The Times goofed on Ethier
What in the world was the L.A. Times thinking?
Andre Ethier, the National League leader in batting average, home runs and RBIs and baseball’s MVP of the young season, suffers a fractured finger on his right hand that takes him out of the lineup, and it doesn’t even merit a major headline in the Sunday newspaper?
Turns out, it isn’t even the angle on the game story that appears on page eight. The regular beat writer was off, and Jim Peltz, the back-up beat writer, is a solid professional who does a good job. But this isn’t a writing mistake as much as an editing mistake.
Where were the guys on the desk when this broke? It happened in batting practice, so it wasn’t a deadline thing. There was plenty of time to make a judgment on the story.
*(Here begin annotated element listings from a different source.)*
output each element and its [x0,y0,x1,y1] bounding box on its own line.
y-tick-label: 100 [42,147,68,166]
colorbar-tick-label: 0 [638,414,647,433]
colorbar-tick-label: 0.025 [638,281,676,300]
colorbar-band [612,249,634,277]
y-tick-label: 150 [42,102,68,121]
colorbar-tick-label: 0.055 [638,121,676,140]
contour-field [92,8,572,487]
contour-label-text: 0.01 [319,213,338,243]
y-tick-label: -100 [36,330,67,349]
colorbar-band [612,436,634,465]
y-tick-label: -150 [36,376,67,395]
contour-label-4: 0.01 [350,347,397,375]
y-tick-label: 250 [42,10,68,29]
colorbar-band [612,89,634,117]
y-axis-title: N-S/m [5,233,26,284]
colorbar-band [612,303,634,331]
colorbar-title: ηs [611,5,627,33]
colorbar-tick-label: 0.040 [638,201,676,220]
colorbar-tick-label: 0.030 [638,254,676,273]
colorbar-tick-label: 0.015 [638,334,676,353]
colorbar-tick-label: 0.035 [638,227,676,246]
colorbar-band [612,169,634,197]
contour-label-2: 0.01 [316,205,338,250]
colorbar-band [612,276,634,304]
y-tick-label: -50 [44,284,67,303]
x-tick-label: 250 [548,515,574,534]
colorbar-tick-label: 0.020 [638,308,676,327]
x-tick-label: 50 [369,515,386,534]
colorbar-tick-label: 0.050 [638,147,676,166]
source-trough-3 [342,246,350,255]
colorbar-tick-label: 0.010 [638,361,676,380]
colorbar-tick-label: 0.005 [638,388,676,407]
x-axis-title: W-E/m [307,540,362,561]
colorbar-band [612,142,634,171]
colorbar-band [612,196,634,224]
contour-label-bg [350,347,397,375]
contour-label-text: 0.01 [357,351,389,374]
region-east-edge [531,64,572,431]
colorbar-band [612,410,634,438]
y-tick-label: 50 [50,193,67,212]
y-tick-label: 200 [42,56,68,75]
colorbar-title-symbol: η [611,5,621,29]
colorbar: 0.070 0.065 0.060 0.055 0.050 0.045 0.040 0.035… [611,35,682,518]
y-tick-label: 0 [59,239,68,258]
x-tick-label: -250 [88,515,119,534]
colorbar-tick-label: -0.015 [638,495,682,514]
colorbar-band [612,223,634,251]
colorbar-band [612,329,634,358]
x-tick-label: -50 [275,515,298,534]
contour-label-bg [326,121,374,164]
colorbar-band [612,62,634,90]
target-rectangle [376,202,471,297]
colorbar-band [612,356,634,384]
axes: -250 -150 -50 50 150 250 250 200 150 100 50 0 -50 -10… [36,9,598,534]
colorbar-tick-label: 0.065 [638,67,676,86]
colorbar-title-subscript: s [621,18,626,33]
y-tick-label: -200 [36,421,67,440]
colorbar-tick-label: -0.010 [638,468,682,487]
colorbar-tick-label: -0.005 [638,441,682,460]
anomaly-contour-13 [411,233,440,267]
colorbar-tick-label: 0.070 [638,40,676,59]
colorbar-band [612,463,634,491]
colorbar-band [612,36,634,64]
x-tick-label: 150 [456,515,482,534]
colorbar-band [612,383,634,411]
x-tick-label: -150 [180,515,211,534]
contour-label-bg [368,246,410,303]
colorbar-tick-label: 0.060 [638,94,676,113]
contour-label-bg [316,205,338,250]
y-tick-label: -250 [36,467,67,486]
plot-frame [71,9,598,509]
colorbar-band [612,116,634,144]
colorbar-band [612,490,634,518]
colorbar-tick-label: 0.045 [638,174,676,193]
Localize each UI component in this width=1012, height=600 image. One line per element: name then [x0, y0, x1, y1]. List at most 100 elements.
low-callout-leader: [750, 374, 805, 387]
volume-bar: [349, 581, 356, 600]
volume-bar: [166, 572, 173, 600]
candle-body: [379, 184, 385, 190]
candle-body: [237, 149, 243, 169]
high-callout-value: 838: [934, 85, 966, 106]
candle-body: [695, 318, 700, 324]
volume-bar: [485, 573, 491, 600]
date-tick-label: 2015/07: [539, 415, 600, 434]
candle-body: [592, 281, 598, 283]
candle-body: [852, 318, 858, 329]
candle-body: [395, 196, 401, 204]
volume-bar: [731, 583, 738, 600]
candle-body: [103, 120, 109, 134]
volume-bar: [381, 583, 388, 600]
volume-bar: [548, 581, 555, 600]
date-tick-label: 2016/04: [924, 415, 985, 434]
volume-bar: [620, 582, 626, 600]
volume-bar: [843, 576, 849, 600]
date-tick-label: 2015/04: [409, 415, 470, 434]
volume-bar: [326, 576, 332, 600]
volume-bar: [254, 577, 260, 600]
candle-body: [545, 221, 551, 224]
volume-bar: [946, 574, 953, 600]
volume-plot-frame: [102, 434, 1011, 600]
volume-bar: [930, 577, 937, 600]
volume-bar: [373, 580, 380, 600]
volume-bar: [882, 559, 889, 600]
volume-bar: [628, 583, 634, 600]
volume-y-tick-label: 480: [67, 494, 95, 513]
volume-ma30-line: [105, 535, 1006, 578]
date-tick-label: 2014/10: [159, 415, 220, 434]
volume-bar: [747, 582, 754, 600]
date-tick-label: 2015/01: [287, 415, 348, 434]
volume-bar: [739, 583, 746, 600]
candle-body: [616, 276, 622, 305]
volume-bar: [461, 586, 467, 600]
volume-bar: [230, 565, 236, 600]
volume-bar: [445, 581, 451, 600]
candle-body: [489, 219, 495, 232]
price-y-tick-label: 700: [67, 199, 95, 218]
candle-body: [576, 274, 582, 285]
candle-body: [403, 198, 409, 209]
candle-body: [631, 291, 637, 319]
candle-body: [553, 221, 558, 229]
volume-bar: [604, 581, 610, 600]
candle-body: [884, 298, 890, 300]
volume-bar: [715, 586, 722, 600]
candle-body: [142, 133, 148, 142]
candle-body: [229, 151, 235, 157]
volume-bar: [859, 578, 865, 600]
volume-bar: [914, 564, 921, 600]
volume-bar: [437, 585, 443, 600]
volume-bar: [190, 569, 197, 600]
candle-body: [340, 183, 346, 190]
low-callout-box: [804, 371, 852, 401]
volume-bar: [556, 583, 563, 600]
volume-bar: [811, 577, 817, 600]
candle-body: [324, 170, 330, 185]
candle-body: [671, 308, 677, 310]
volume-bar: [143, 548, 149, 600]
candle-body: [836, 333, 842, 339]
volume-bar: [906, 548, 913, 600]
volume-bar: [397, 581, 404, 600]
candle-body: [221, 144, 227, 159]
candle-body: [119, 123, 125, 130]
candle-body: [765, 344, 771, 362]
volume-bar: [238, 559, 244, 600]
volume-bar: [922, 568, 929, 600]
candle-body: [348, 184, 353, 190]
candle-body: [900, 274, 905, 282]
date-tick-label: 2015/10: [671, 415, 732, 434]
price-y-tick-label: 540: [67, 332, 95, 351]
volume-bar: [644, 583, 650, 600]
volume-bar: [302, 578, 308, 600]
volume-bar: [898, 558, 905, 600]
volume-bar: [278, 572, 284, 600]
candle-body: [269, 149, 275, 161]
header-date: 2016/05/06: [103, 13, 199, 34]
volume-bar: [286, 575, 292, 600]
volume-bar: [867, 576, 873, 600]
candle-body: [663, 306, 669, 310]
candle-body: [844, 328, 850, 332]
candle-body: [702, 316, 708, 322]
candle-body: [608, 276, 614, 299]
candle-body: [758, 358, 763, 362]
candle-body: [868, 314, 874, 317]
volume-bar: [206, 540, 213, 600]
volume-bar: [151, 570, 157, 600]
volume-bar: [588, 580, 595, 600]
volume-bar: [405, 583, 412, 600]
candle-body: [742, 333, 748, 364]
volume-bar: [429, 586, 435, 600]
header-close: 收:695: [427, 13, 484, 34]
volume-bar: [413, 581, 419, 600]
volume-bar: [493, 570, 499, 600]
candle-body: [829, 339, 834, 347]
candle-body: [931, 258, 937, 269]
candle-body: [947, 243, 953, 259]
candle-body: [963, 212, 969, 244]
Somebody just made the wrong one. It is difficult to believe that this story came in on the Times computers and one or more editors read it, and somebody didn’t say: “Hey, wait a minute. The Dodgers’ best player just broke his finger and could be out indefinitely. Shouldn’t that be higher up in the story? Shouldn’t that be a major headline on page one, not a small mention five paragraphs into the story on page eight?”
As a former longtime newspaperman myself, I don’t make it a habit to criticize other newspapers, especially ones I worked at briefly. I wrote the Angels blog for the Times last year.
But this is a mistake that is difficult to overlook. Ethier has been more like Andre The Giant for the Dodgers so far. He is having a breakthrough season, one that could make him the newest superstar in town.
The club has been on a hot streak much like his recently, and at the very least, this injury takes much of the wind out of their billowing blue sails.
Finger injuries can be tricky. This apparently involves his pinkie, but he already has admitted it was affecting the way he holds the bat. So even if they try to cushion it or something, the fracture could be an ongoing problem.
Either way, this is a major story. I know the Lakers are the only thing that is supposed to matter right now, but never underestimate L.A.’s love affair with the Dodgers. It runs strong and deep, with a history and tradition that surpasses even that of Kobe and the guys.
Journalistically, for the Times to practically ignore a story of this magnitude involving the Dodgers’ biggest star is almost unconscionable.